The S&P 500 index SPX ended Friday at 6,000.36, the highest level since February and just 2.3% below its record closing high, which was reached Feb. 19, according to Dow Jones Market Data.
A melt up risks happening when investors sharply accelerate the market's climb in what appears to be an unsustainable way. This may happen after a wave of investors buys stocks on fear they have missed out on the rally, with the potential for a market letdown afterward.
"The S&P 500 is back to 6,000, which means it trades for 22.7x consensus 2025 earnings estimates ($264/share)," wrote Colas. "To own U.S. large caps here, one must believe multiples will increase further."
The S&P 500 index was edging higher early afternoon Monday, after back-to-back weekly gains.
Consensus earnings estimates for the S&P 500 typically "almost always decline through a year unless the U.S. economy is coming out of a recession," according to DataTrek. "That's not the case now, so the S&P will only get more 'expensive' as the year goes on, even if it goes nowhere for the next few months."
The S&P 500 saw a strong rebound in May after being rocked by tariff worries.

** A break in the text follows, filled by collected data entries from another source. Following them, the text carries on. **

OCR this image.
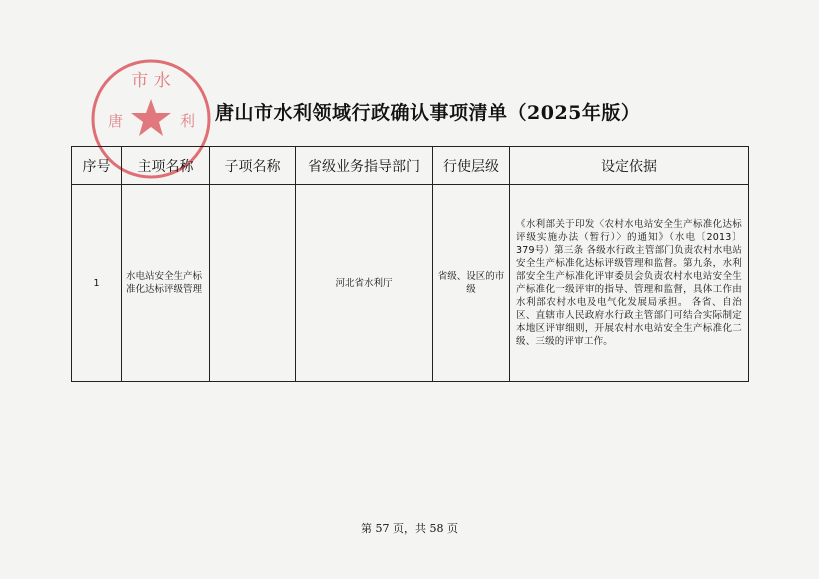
市 水
唐	利 唐山市水利领域行政确认事项清单（2025年版）
序号	主项名称	子项名称	省级业务指导部门	行使层级	设定依据
1	水电站安全生产标准化达标评级管理		河北省水利厅	省级、设区的市级	《水利部关于印发〈农村水电站安全生产标准化达标评级实施办法（暂行）〉的通知》（水电〔2013〕379号）第三条 各级水行政主管部门负责农村水电站安全生产标准化达标评级管理和监督。第九条，水利部安全生产标准化评审委员会负责农村水电站安全生产标准化一级评审的指导、管理和监督，具体工作由水利部农村水电及电气化发展局承担。 各省、自治区、直辖市人民政府水行政主管部门可结合实际制定本地区评审细则，开展农村水电站安全生产标准化二级、三级的评审工作。
第 57 页，共 58 页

The U.S. stock-market index is now back in positive territory for 2025, even as trade-policy uncertainty persists, with a year-to-date gain of around 2% based on Monday afternoon trading levels, according to FactSet data, at last check.
"Institutional investors have been risk-wary until very recently, even with a global equity rally that is now fully 2 months old, and they clearly ended May in catch-up mode to correct for that unnecessary caution," said Colas.
With peaks in State Street's risk-appetite index tending to coincide with "near-term tops" for the S&P 500, he looked for evidence of such cases in the current rally, which began in the fourth quarter of 2022.
"Such was the case in July 2023, July 2024, and January - February 2025," Colas found. "The only exception was in the run up to the 2024 U.S. general election (in October of that year)."
The U.S. stock market was trading mostly higher early afternoon Monday, with the S&P 500 up 0.1%, the technology-heavy Nasdaq Composite COMP gaining 0.3% and the Dow Jones Industrial Average DJIA trading about flat, according to FactSet data, at last check.